According to Dowling's Wheel the first step in learning Latin is the memorization of verb conjugations and noun declensions tables. My question is where do I find those tables? I've googled a little bit and I was only able to find like 20-30 verbs and nouns. That doesn't seem enough to be able to read Latin texts.
For the verbs, you don't need to learn the conjugation of every single verb individually. Latin has four basic verb conjugations:
- First conjugation: model verb: amāre.
- Second conjugation: model verb: tenēre.
- Third conjugation: model verb: dīcere.
- Fourth conjugation: model verb: audīre.

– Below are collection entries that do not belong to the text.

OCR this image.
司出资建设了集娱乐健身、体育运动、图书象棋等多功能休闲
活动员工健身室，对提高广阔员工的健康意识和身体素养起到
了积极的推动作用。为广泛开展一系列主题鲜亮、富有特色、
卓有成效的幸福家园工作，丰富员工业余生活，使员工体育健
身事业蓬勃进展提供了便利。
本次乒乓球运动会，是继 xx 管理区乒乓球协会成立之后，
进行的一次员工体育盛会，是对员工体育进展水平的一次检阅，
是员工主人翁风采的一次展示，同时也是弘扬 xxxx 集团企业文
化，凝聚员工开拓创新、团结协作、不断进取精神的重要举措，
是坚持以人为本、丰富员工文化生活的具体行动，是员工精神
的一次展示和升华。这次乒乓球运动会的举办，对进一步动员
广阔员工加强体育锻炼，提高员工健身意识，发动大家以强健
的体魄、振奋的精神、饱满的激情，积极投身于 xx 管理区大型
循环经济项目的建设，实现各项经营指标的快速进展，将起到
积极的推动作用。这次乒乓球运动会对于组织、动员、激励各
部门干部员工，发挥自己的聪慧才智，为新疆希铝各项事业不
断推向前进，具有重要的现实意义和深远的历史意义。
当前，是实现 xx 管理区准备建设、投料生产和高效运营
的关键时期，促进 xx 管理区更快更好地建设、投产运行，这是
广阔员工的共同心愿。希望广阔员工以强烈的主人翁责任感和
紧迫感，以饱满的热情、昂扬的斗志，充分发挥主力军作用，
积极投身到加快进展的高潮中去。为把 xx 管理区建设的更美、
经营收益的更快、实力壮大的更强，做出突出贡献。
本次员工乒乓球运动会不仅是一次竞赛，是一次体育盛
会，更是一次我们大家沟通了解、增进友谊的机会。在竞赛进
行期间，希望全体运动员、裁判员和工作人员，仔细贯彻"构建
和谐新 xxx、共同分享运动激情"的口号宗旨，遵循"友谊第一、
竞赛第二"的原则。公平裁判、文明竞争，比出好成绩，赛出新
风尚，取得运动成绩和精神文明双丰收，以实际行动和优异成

You learn these four conjugations by learning all the tenses of these four verbs. Then, when you learn new verbs, you should simultaneously learn what conjugation they belong to. You do this be memorising some basic forms when you learn the verb, namely (e.g. for capere, which follows the third conjugation):
- 1st person singular of the praesēns: capio;
- 1st person singular of the perfectum: cēpi;
- past participle: captum.
With your knowledge of these "basic forms" (also note the pronunciation of the infinitive!) and the model conjugations, you should be able to infer the complete conjugation of the new verb.
The nouns also have a limited set of "model declensions", i.e. five:
- First declension, e.g. aqua (or "rosa", as in Jacques Brel's song).
- Second declension, e.g. dominus (masculine) and bellum (neuter).
- Third declension, e.g. dux (masculine), virtus (feminine), nomen (neuter), pars, animal.
- Fourth declension, e.g. portus (masculine).
- Fifth declension, e.g. dies, res.
As before, you need to memorise the declensions of the "model nouns" (I have not listed them all), and then when you learn a new noun, always memorize the genitive case and the noun's grammatical gender together with the nominative case, since the genitive form is a good indicator for the declension type.
With the knowledge of the model declensions, you should then be able to infer the entire declension of a new word.
Reading text requires much more than familiarity with what I have described above, but that is outside the scope of this question.
For basic vocabulary lists, see e.g. Latin Core Vocabulary by Christopher Francese (Dickinson College Commentaries, 2014), which lists the types of information a described above (nominative, genitive and gender for nouns, basic verb forms for verbs).